Hopefully no-one will notice the difference, except for a few bug fixes and revised preferences display. However, as always (especially for nightly testers) it is recommended that you keep backups your profile.

What happens if I use the same profile on wallet and toolkit versions of Thunderbird/SeaMonkey?

When one of the applications with toolkit’s password manager is first run, it will create two new files in your profile directory, signons3.txt and signons.sqlite. signons3.txt is an unfortunate artefact of the upgrade. signons.sqlite is the file the toolkit’s password manager will actively use.

If you subsequently go back to a wallet version, then it will use signons.txt and store any changes to your passwords in that file. These changes won’t get picked up in the toolkit password manager version. Likewise, if you save passwords in the toolkit version, then they won’t get into the wallet version.

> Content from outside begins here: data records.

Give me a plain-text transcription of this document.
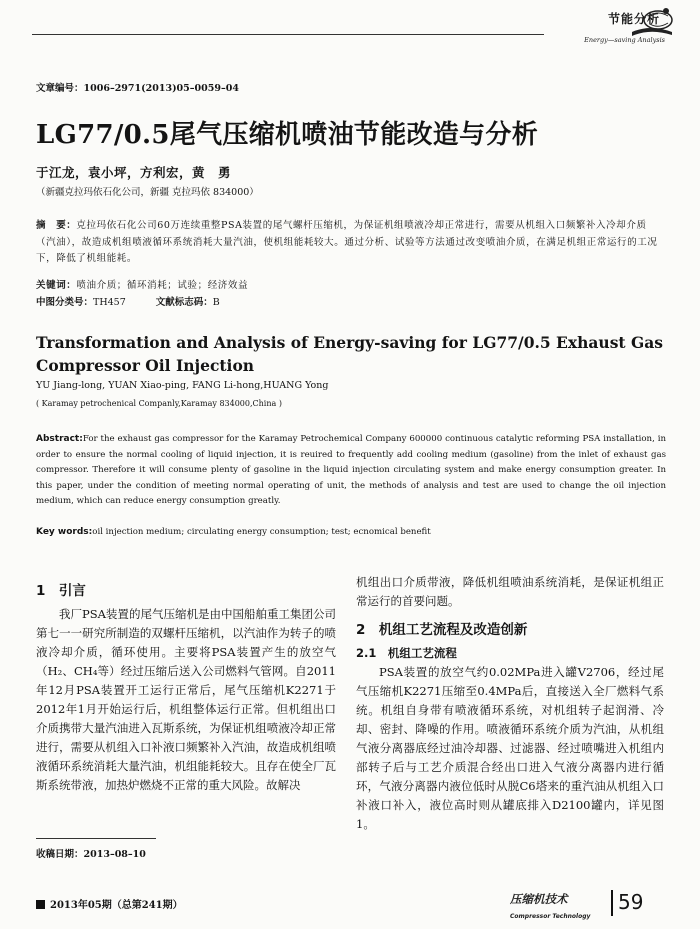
节能分析
Energy—saving Analysis
文章编号：1006–2971(2013)05–0059–04
LG77/0.5尾气压缩机喷油节能改造与分析
于江龙，袁小坪，方利宏，黄　勇
（新疆克拉玛依石化公司，新疆 克拉玛依 834000）
摘　要：克拉玛依石化公司60万连续重整PSA装置的尾气螺杆压缩机，为保证机组喷液冷却正常进行，需要从机组入口频繁补入冷却介质（汽油），故造成机组喷液循环系统消耗大量汽油，使机组能耗较大。通过分析、试验等方法通过改变喷油介质，在满足机组正常运行的工况下，降低了机组能耗。
关键词：喷油介质；循环消耗；试验；经济效益
中图分类号：TH457	文献标志码：B
Transformation and Analysis of Energy-saving for LG77/0.5 Exhaust Gas Compressor Oil Injection
YU Jiang-long, YUAN Xiao-ping, FANG Li-hong,HUANG Yong
( Karamay petrochenical Companly,Karamay 834000,China )
Abstract:For the exhaust gas compressor for the Karamay Petrochemical Company 600000 continuous catalytic reforming PSA installation, in order to ensure the normal cooling of liquid injection, it is reuired to frequently add cooling medium (gasoline) from the inlet of exhaust gas compressor. Therefore it will consume plenty of gasoline in the liquid injection circulating system and make energy consumption greater. In this paper, under the condition of meeting normal operating of unit, the methods of analysis and test are used to change the oil injection medium, which can reduce energy consumption greatly.
Key words:oil injection medium; circulating energy consumption; test; ecnomical benefit
1　引言
我厂PSA装置的尾气压缩机是由中国船舶重工集团公司第七一一研究所制造的双螺杆压缩机，以汽油作为转子的喷液冷却介质，循环使用。主要将PSA装置产生的放空气（H₂、CH₄等）经过压缩后送入公司燃料气管网。自2011年12月PSA装置开工运行正常后，尾气压缩机K2271于2012年1月开始运行后，机组整体运行正常。但机组出口介质携带大量汽油进入瓦斯系统，为保证机组喷液冷却正常进行，需要从机组入口补液口频繁补入汽油，故造成机组喷液循环系统消耗大量汽油，机组能耗较大。且存在使全厂瓦斯系统带液，加热炉燃烧不正常的重大风险。故解决
机组出口介质带液，降低机组喷油系统消耗，是保证机组正常运行的首要问题。
2　机组工艺流程及改造创新
2.1　机组工艺流程
PSA装置的放空气约0.02MPa进入罐V2706，经过尾气压缩机K2271压缩至0.4MPa后，直接送入全厂燃料气系统。机组自身带有喷液循环系统，对机组转子起润滑、冷却、密封、降噪的作用。喷液循环系统介质为汽油，从机组气液分离器底经过油冷却器、过滤器、经过喷嘴进入机组内部转子后与工艺介质混合经出口进入气液分离器内进行循环，气液分离器内液位低时从脱C6塔来的重汽油从机组入口补液口补入，液位高时则从罐底排入D2100罐内，详见图1。
收稿日期：2013–08–10
2013年05期（总第241期）	压缩机技术
Compressor Technology
59
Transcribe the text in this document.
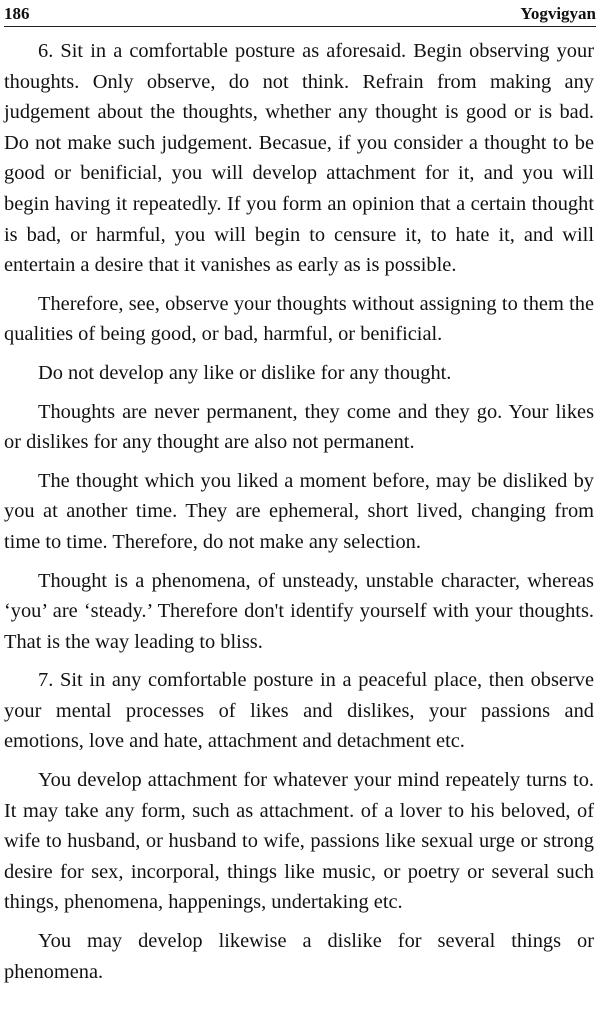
186	Yogvigyan

6. Sit in a comfortable posture as aforesaid. Begin observing your thoughts. Only observe, do not think. Refrain from making any judgement about the thoughts, whether any thought is good or is bad. Do not make such judgement. Becasue, if you consider a thought to be good or benificial, you will develop attachment for it, and you will begin having it repeatedly. If you form an opinion that a certain thought is bad, or harmful, you will begin to censure it, to hate it, and will entertain a desire that it vanishes as early as is possible.

Therefore, see, observe your thoughts without assigning to them the qualities of being good, or bad, harmful, or benificial.

Do not develop any like or dislike for any thought.

Thoughts are never permanent, they come and they go. Your likes or dislikes for any thought are also not permanent.

The thought which you liked a moment before, may be disliked by you at another time. They are ephemeral, short lived, changing from time to time. Therefore, do not make any selection.

Thought is a phenomena, of unsteady, unstable character, whereas ‘you’ are ‘steady.’ Therefore don't identify yourself with your thoughts. That is the way leading to bliss.

7. Sit in any comfortable posture in a peaceful place, then observe your mental processes of likes and dislikes, your passions and emotions, love and hate, attachment and detachment etc.

You develop attachment for whatever your mind repeately turns to. It may take any form, such as attachment. of a lover to his beloved, of wife to husband, or husband to wife, passions like sexual urge or strong desire for sex, incorporal, things like music, or poetry or several such things, phenomena, happenings, undertaking etc.

You may develop likewise a dislike for several things or phenomena.
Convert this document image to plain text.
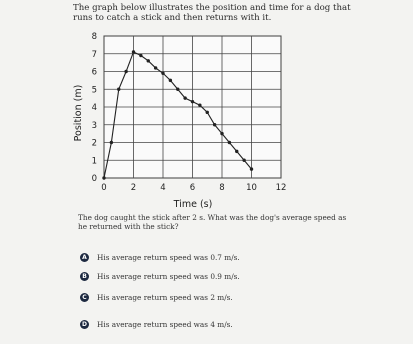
The graph below illustrates the position and time for a dog that runs to catch a stick and then returns with it.

0	2	4	6	8	10 12
0
1
2
3
4
5
6
7
8
Time (s)
Position (m)

The dog caught the stick after 2 s. What was the dog's average speed as he returned with the stick?

A His average return speed was 0.7 m/s.
B	His average return speed was 0.9 m/s.
C	His average return speed was 2 m/s.
D His average return speed was 4 m/s.
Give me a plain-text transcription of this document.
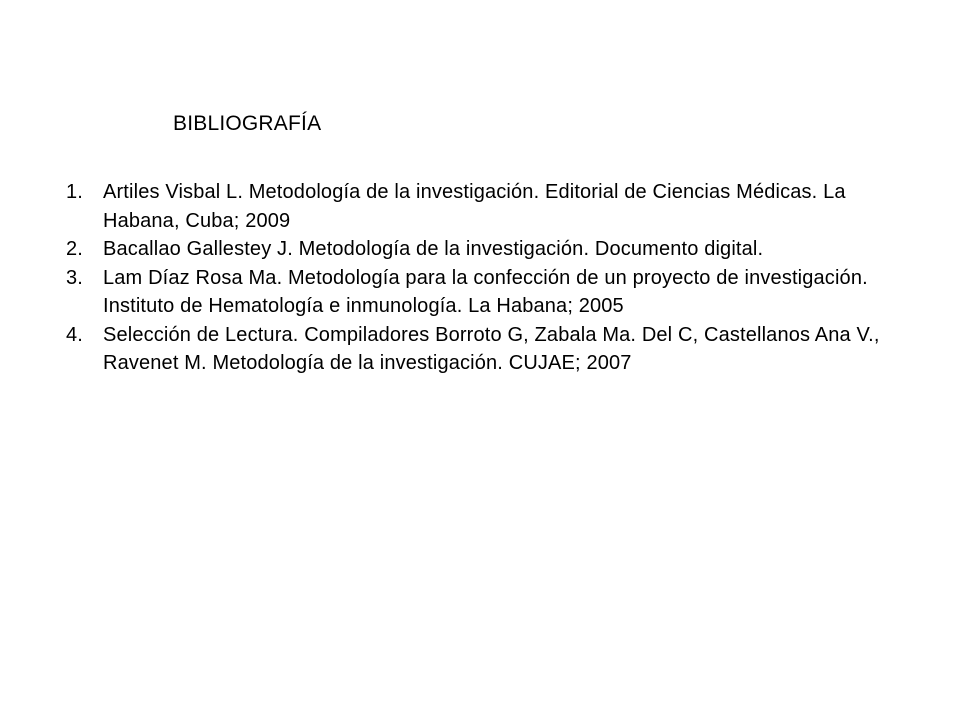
BIBLIOGRAFÍA
1.	Artiles Visbal L. Metodología de la investigación. Editorial de Ciencias Médicas. La Habana, Cuba; 2009
2.	Bacallao Gallestey J. Metodología de la investigación. Documento digital.
3.	Lam Díaz Rosa Ma. Metodología para la confección de un proyecto de investigación. Instituto de Hematología e inmunología. La Habana; 2005
4.	Selección de Lectura. Compiladores Borroto G, Zabala Ma. Del C, Castellanos Ana V., Ravenet M. Metodología de la investigación. CUJAE; 2007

Why have we made the switch?

  • Provides the same interfaces as Firefox – making it easier for extensions to work across our applications.
  • Drops the old wallet password manager code which was virtually unmaintained and complicated.
  • Increases code sharing (and string sharing for localisers).
  • Moves Thunderbird and SeaMonkey slightly closer to being xulrunner based applications.
  • Helps to fix some bugs, and should make it easier to fix some others.

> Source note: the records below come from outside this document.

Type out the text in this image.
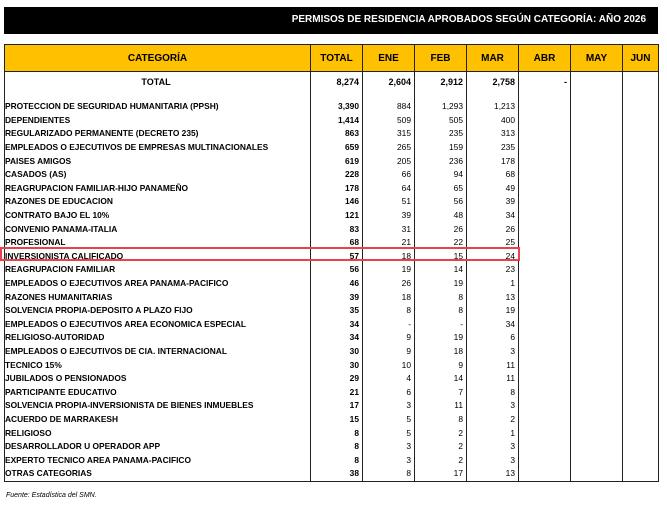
PERMISOS DE RESIDENCIA APROBADOS SEGÚN CATEGORÍA: AÑO 2026
CATEGORÍA	TOTAL	ENE	FEB	MAR	ABR	MAY	JUN
TOTAL	8,274	2,604	2,912	2,758	-		
PROTECCION DE SEGURIDAD HUMANITARIA (PPSH)	3,390	884	1,293	1,213			
DEPENDIENTES	1,414	509	505	400			
REGULARIZADO PERMANENTE (DECRETO 235)	863	315	235	313			
EMPLEADOS O EJECUTIVOS DE EMPRESAS MULTINACIONALES	659	265	159	235			
PAISES AMIGOS	619	205	236	178			
CASADOS (AS)	228	66	94	68			
REAGRUPACION FAMILIAR-HIJO PANAMEÑO	178	64	65	49			
RAZONES DE EDUCACION	146	51	56	39			
CONTRATO BAJO EL 10%	121	39	48	34			
CONVENIO PANAMA-ITALIA	83	31	26	26			
PROFESIONAL	68	21	22	25			
INVERSIONISTA CALIFICADO	57	18	15	24			
REAGRUPACION FAMILIAR	56	19	14	23			
EMPLEADOS O EJECUTIVOS AREA PANAMA-PACIFICO	46	26	19	1			
RAZONES HUMANITARIAS	39	18	8	13			
SOLVENCIA PROPIA-DEPOSITO A PLAZO FIJO	35	8	8	19			
EMPLEADOS O EJECUTIVOS AREA ECONOMICA ESPECIAL	34	-	-	34			
RELIGIOSO-AUTORIDAD	34	9	19	6			
EMPLEADOS O EJECUTIVOS DE CIA. INTERNACIONAL	30	9	18	3			
TECNICO 15%	30	10	9	11			
JUBILADOS O PENSIONADOS	29	4	14	11			
PARTICIPANTE EDUCATIVO	21	6	7	8			
SOLVENCIA PROPIA-INVERSIONISTA DE BIENES INMUEBLES	17	3	11	3			
ACUERDO DE MARRAKESH	15	5	8	2			
RELIGIOSO	8	5	2	1			
DESARROLLADOR U OPERADOR APP	8	3	2	3			
EXPERTO TECNICO AREA PANAMA-PACIFICO	8	3	2	3			
OTRAS CATEGORIAS	38	8	17	13			
Fuente: Estadística del SMN.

I’ve got a problem with the new password manager that I didn’t have with the old one, what should I do?

Although we now have lots of unit tests for various bits of the mailnews code relating to getting saved passwords and communicating them to servers, and whilst I really do hope there won’t be any new bugs, I won’t be surprised if there are some. Here’s what you should do:

  • Confirm the bug isn’t in a previous version of Thunderbird.
  • Check for duplicates
  • File a bug. We’ll need to know: the format of your username/hostname and if they have any special charaters. We may also need: a protocol log.

comm-central defaults changed to follow mozilla-1.9.1 branch

Now that mozilla-central has created a mozilla-1.9.1 release branch, we’re updating the comm-central build system to build mozilla-1.9.1 by default.

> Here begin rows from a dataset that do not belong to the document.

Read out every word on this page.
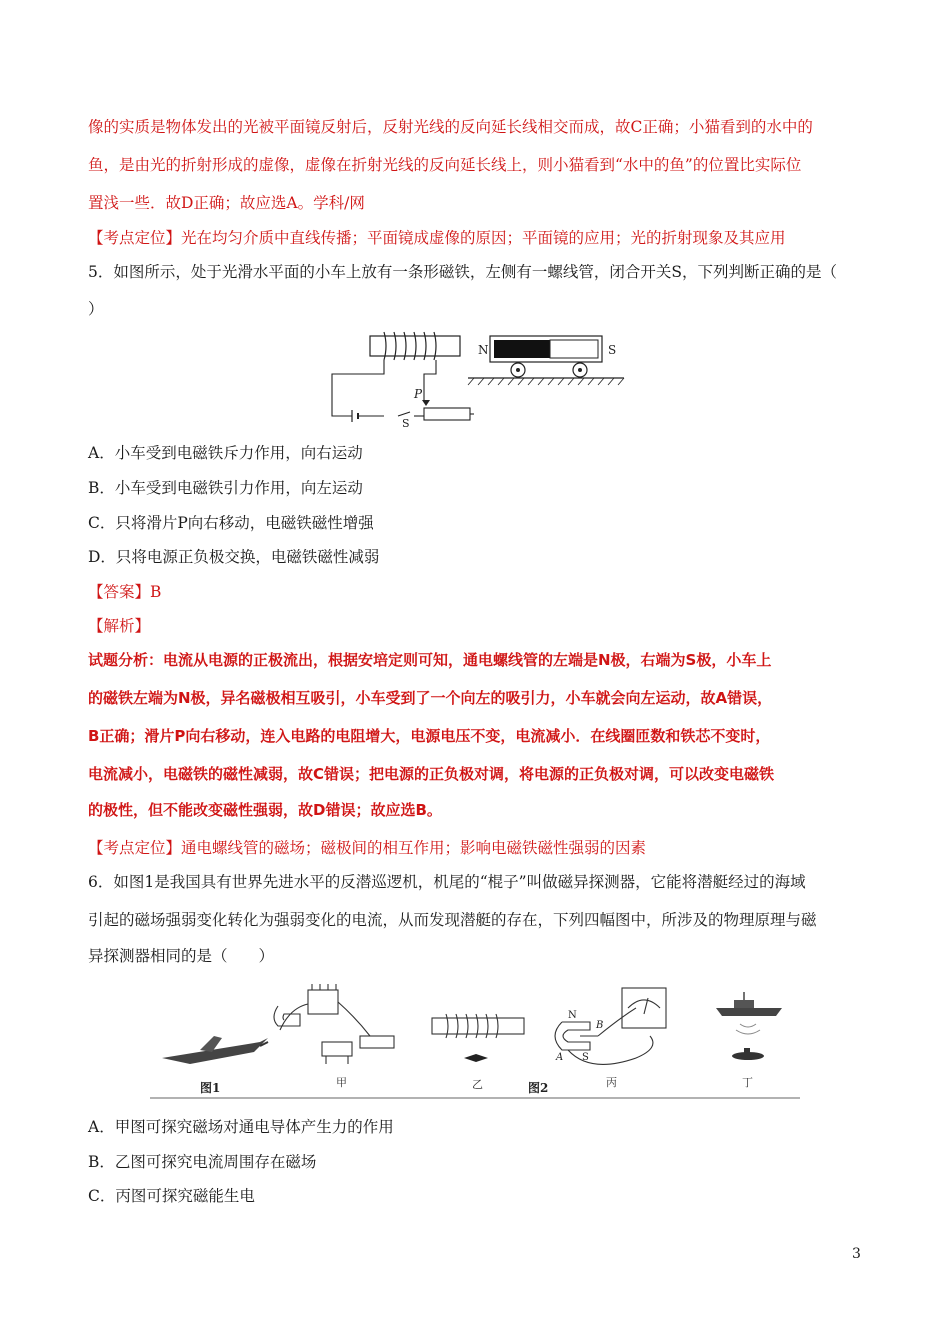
像的实质是物体发出的光被平面镜反射后，反射光线的反向延长线相交而成，故C正确；小猫看到的水中的

鱼，是由光的折射形成的虚像，虚像在折射光线的反向延长线上，则小猫看到“水中的鱼”的位置比实际位

置浅一些．故D正确；故应选A。学科/网

【考点定位】光在均匀介质中直线传播；平面镜成虚像的原因；平面镜的应用；光的折射现象及其应用

5．如图所示，处于光滑水平面的小车上放有一条形磁铁，左侧有一螺线管，闭合开关S，下列判断正确的是（

）

P
S
N	S

A．小车受到电磁铁斥力作用，向右运动

B．小车受到电磁铁引力作用，向左运动

C．只将滑片P向右移动，电磁铁磁性增强

D．只将电源正负极交换，电磁铁磁性减弱

【答案】B

【解析】

试题分析：电流从电源的正极流出，根据安培定则可知，通电螺线管的左端是N极，右端为S极，小车上

的磁铁左端为N极，异名磁极相互吸引，小车受到了一个向左的吸引力，小车就会向左运动，故A错误，

B正确；滑片P向右移动，连入电路的电阻增大，电源电压不变，电流减小．在线圈匝数和铁芯不变时，

电流减小，电磁铁的磁性减弱，故C错误；把电源的正负极对调，将电源的正负极对调，可以改变电磁铁

的极性，但不能改变磁性强弱，故D错误；故应选B。

【考点定位】通电螺线管的磁场；磁极间的相互作用；影响电磁铁磁性强弱的因素

6．如图1是我国具有世界先进水平的反潜巡逻机，机尾的“棍子”叫做磁异探测器，它能将潜艇经过的海域

引起的磁场强弱变化转化为强弱变化的电流，从而发现潜艇的存在，下列四幅图中，所涉及的物理原理与磁

异探测器相同的是（　　）

图1	甲	乙	图2
N
B
A S
丙	丁

A．甲图可探究磁场对通电导体产生力的作用

B．乙图可探究电流周围存在磁场

C．丙图可探究磁能生电

3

Here’s a little Q and A that I hope should answer most questions.

Q. Why are we doing this?

A. The next versions of Thunderbird and SeaMonkey will be shipped from Gecko 1.9.1 (which Firefox 3.1 will be shipped from), we need to modify our build system to move everyone onto the Gecko 1.9.1 branch (mozilla-1.9.1).

Q. Why is comm-central not branching?

A. The work and time remaining for Thunderbird 3, SeaMonkey 2 and Sunbird/Lightning is significant enough that we consider branching at this stage to be too early. We will be branching closer to the release. This will save some management of two individual branches.

Q. What happens to current build my repositories?

A. We will be updating client.py. Once you pick up that update, the next time you run client.py it will:

  • Move your existing mozilla/ directory to .mozilla-trunk
  • It will clone a new mozilla/ directory from .mozilla-trunk (so that you don’t need to download all of the mozilla-1.9.1 repository)
  • It will then make your new mozilla/ directory pull from the mozilla-1.9.1 release branch.

Q. What happens to building with mozilla-central trunk?

A. At the moment maintaining comm-central with mozilla-central trunk builds is very low priority. To start with, there will be no comm-central with mozilla-central tinderbox coverage.

We’d like to keep up with current developments so that we don’t stray too far, however the priority is for us to ship the next versions of Thunderbird/SeaMonkey from the mozilla-1.9.1 branch.

We’ll be posting more on how we’re going to manage mozilla-central trunk builds soon.

Q. I want to stick with mozilla-central trunk, how do I do this?

A. If you’re pulling a new mozilla/ tree then you can do:

python client.py checkout –mozilla-repo=http://hg.mozilla.org/mozilla-central/

Otherwise, you can manually pull mozilla-central or mozilla-1.9.1 into the mozilla/ directory.

We’ll be adding additional command-line options later.

Q. What happens to locally-cloned mozilla-central repositories?

A. These will still pull from their original locations. You’ll probably want to update their current pull locations and/or check they are pulling the correct code.